I had wondered, when I was a part of the staff team in FES, how the kids would turn out when they are thrown into the cauldron of life and work. I am pleased and grateful to see that these, and many others whom I had the privilege to be a part of their developmental years, have turned out well and as I speak to them I can see that their commitment to God, to truth and to the Gospel has remained strong. They have resisted the powerful influences that have been unleashed in this millennium. I can still recognise them; their voices have grown and matured through the years but the underlying cadence is there.

In my conversation with my FES boss, I shared what was then just fragments of a thought about an issue that I have been deeply troubled over.

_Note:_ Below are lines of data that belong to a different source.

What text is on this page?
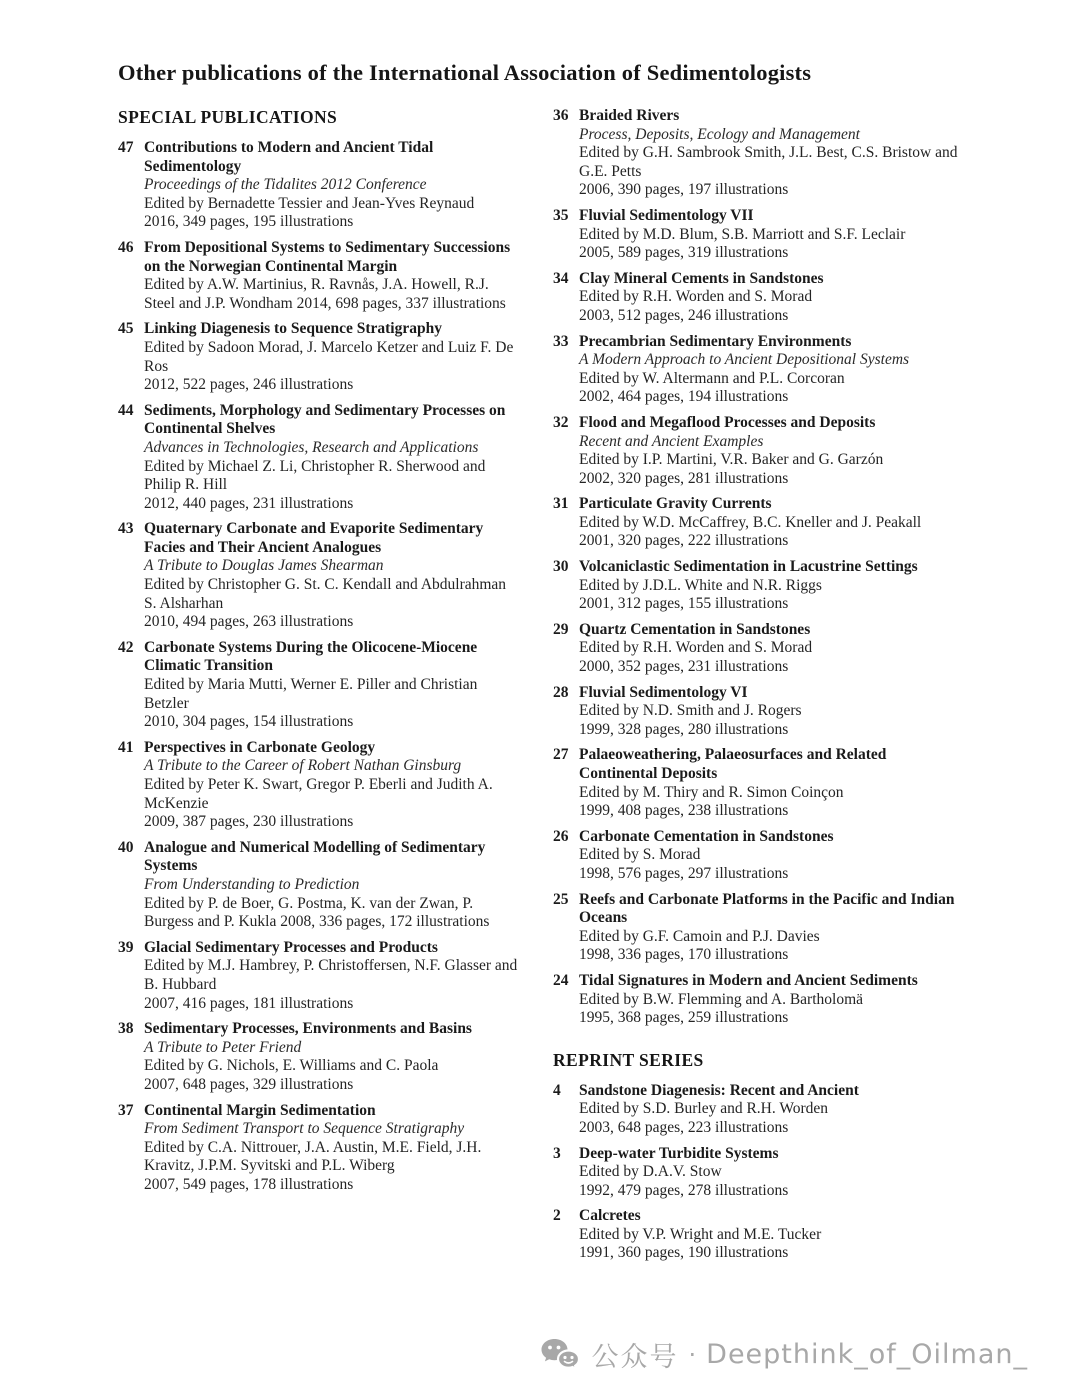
Other publications of the International Association of Sedimentologists
SPECIAL PUBLICATIONS
47 Contributions to Modern and Ancient Tidal Sedimentology
Proceedings of the Tidalites 2012 Conference
Edited by Bernadette Tessier and Jean-Yves Reynaud
2016, 349 pages, 195 illustrations
46 From Depositional Systems to Sedimentary Successions on the Norwegian Continental Margin
Edited by A.W. Martinius, R. Ravnås, J.A. Howell, R.J. Steel and J.P. Wondham 2014, 698 pages, 337 illustrations
45 Linking Diagenesis to Sequence Stratigraphy
Edited by Sadoon Morad, J. Marcelo Ketzer and Luiz F. De Ros
2012, 522 pages, 246 illustrations
44 Sediments, Morphology and Sedimentary Processes on Continental Shelves
Advances in Technologies, Research and Applications
Edited by Michael Z. Li, Christopher R. Sherwood and Philip R. Hill
2012, 440 pages, 231 illustrations
43 Quaternary Carbonate and Evaporite Sedimentary Facies and Their Ancient Analogues
A Tribute to Douglas James Shearman
Edited by Christopher G. St. C. Kendall and Abdulrahman S. Alsharhan
2010, 494 pages, 263 illustrations
42 Carbonate Systems During the Olicocene-Miocene Climatic Transition
Edited by Maria Mutti, Werner E. Piller and Christian Betzler
2010, 304 pages, 154 illustrations
41 Perspectives in Carbonate Geology
A Tribute to the Career of Robert Nathan Ginsburg
Edited by Peter K. Swart, Gregor P. Eberli and Judith A. McKenzie
2009, 387 pages, 230 illustrations
40 Analogue and Numerical Modelling of Sedimentary Systems
From Understanding to Prediction
Edited by P. de Boer, G. Postma, K. van der Zwan, P. Burgess and P. Kukla 2008, 336 pages, 172 illustrations
39 Glacial Sedimentary Processes and Products
Edited by M.J. Hambrey, P. Christoffersen, N.F. Glasser and B. Hubbard
2007, 416 pages, 181 illustrations
38 Sedimentary Processes, Environments and Basins
A Tribute to Peter Friend
Edited by G. Nichols, E. Williams and C. Paola
2007, 648 pages, 329 illustrations
37 Continental Margin Sedimentation
From Sediment Transport to Sequence Stratigraphy
Edited by C.A. Nittrouer, J.A. Austin, M.E. Field, J.H. Kravitz, J.P.M. Syvitski and P.L. Wiberg
2007, 549 pages, 178 illustrations
36 Braided Rivers
Process, Deposits, Ecology and Management
Edited by G.H. Sambrook Smith, J.L. Best, C.S. Bristow and G.E. Petts
2006, 390 pages, 197 illustrations
35 Fluvial Sedimentology VII
Edited by M.D. Blum, S.B. Marriott and S.F. Leclair
2005, 589 pages, 319 illustrations
34 Clay Mineral Cements in Sandstones
Edited by R.H. Worden and S. Morad
2003, 512 pages, 246 illustrations
33 Precambrian Sedimentary Environments
A Modern Approach to Ancient Depositional Systems
Edited by W. Altermann and P.L. Corcoran
2002, 464 pages, 194 illustrations
32 Flood and Megaflood Processes and Deposits
Recent and Ancient Examples
Edited by I.P. Martini, V.R. Baker and G. Garzón
2002, 320 pages, 281 illustrations
31 Particulate Gravity Currents
Edited by W.D. McCaffrey, B.C. Kneller and J. Peakall
2001, 320 pages, 222 illustrations
30 Volcaniclastic Sedimentation in Lacustrine Settings
Edited by J.D.L. White and N.R. Riggs
2001, 312 pages, 155 illustrations
29 Quartz Cementation in Sandstones
Edited by R.H. Worden and S. Morad
2000, 352 pages, 231 illustrations
28 Fluvial Sedimentology VI
Edited by N.D. Smith and J. Rogers
1999, 328 pages, 280 illustrations
27 Palaeoweathering, Palaeosurfaces and Related Continental Deposits
Edited by M. Thiry and R. Simon Coinçon
1999, 408 pages, 238 illustrations
26 Carbonate Cementation in Sandstones
Edited by S. Morad
1998, 576 pages, 297 illustrations
25 Reefs and Carbonate Platforms in the Pacific and Indian Oceans
Edited by G.F. Camoin and P.J. Davies
1998, 336 pages, 170 illustrations
24 Tidal Signatures in Modern and Ancient Sediments
Edited by B.W. Flemming and A. Bartholomä
1995, 368 pages, 259 illustrations
REPRINT SERIES
4	Sandstone Diagenesis: Recent and Ancient
Edited by S.D. Burley and R.H. Worden
2003, 648 pages, 223 illustrations
3	Deep-water Turbidite Systems
Edited by D.A.V. Stow
1992, 479 pages, 278 illustrations
2	Calcretes
Edited by V.P. Wright and M.E. Tucker
1991, 360 pages, 190 illustrations
公众号 · Deepthink_of_Oilman_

While the anniversary was an occasion to celebrate the faithful hand of God it was the next 20 years that I was focused upon and it didn’t look good. This is a church that has very few in their 20s-40s passionate about God, about truth and Scripture, about love, mercy and compassion, about the Gospel. The children who have grown up have left the church for more exciting ones, or have left the country.

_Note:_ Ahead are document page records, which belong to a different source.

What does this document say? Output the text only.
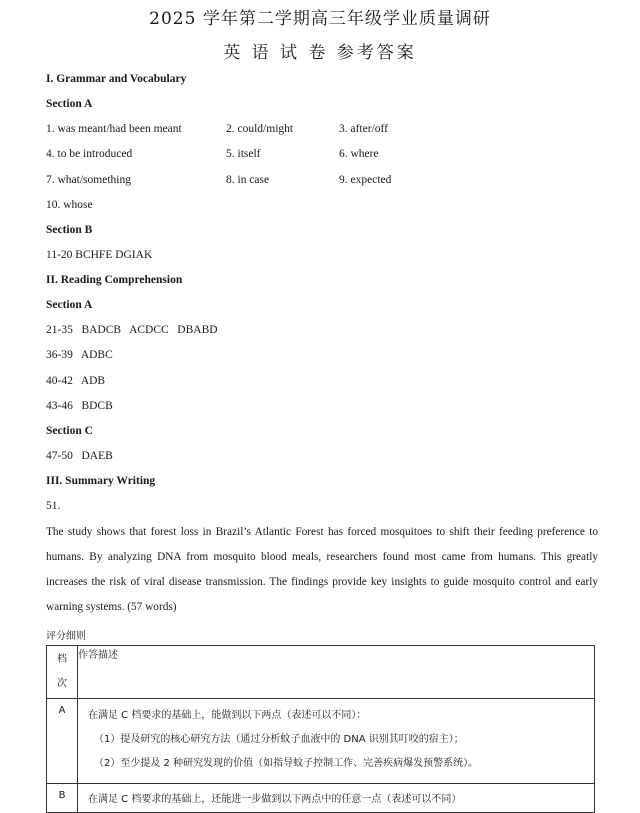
2025 学年第二学期高三年级学业质量调研
英 语 试 卷 参考答案
I. Grammar and Vocabulary
Section A
1. was meant/had been meant	2. could/might	3. after/off
4. to be introduced	5. itself	6. where
7. what/something	8. in case	9. expected
10. whose
Section B
11-20 BCHFE DGIAK
II. Reading Comprehension
Section A
21-35   BADCB   ACDCC   DBABD
36-39   ADBC
40-42   ADB
43-46   BDCB
Section C
47-50   DAEB
III. Summary Writing
51.
The study shows that forest loss in Brazil’s Atlantic Forest has forced mosquitoes to shift their feeding preference to humans. By analyzing DNA from mosquito blood meals, researchers found most came from humans. This greatly increases the risk of viral disease transmission. The findings provide key insights to guide mosquito control and early warning systems. (57 words)
评分细则
档
次	作答描述
A	在满足 C 档要求的基础上，能做到以下两点（表述可以不同）：
（1）提及研究的核心研究方法（通过分析蚊子血液中的 DNA 识别其叮咬的宿主）；
（2）至少提及 2 种研究发现的价值（如指导蚊子控制工作、完善疾病爆发预警系统）。

B	在满足 C 档要求的基础上，还能进一步做到以下两点中的任意一点（表述可以不同）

The Christian culture that I see in the young is a lot less grounded in the Word and more influenced by self-indulgence. But I don’t see the generation tasked to bring them up coming to grips with the challenge of the powerful voices that their children are so completely exposed to. “Resistance is futile” as the Borg would say.

How do we reach a generation that has been trained to choose what they want to hear and pay attention to, with no sense of responsibility towards truth? Likes and loves are no longer what they used to be. How can we reach a generation that knows a little about everything and believes they know more than you do? How can we reach a generation whose values have been shaped by the shows and movies and music that they consume? How can we reach a generation whose challenge in life is boredom? How do we reach a generation that has been so exposed to such well-produced influences while we are still grappling with powerpoint and microphone?

We do what the media cannot: speak and interact individually and personally. They are geared towards the masses; we speak, discuss, share and love the person.

The Church has been doing the same things that were effective two generations ago and force-feeding this young generation with propositional truths, theological concerns, mingled with clever thoughts and ideas, from the pulpit, but failing to feed the soul that thirsts to be more than a number in a host of followers.

I told him that I have been going through Nehemiah recently and it struck me that his generation, the second generation in exile, was one that did not really know God, as their parents had their nation and culture destroyed, and had to survive in a foreign land and culture.

Yet by God’s grace they returned to Jerusalem after 70 years, determined to do better than their ancestors. And Nehemiah and Ezra, and other priests and Levites, were on hand to teach them the Word and lead them to repent of the sins of their ancestors and to renew their allegiance to God.

Ultimately the answer is in God and we can be his instruments to reach this generation with real truth and real love (and not slickly-produced ones), or we can be irrelevant while still maintaining churches filled with memories.

“Ready for one last hurrah?” I asked the 79-year-old.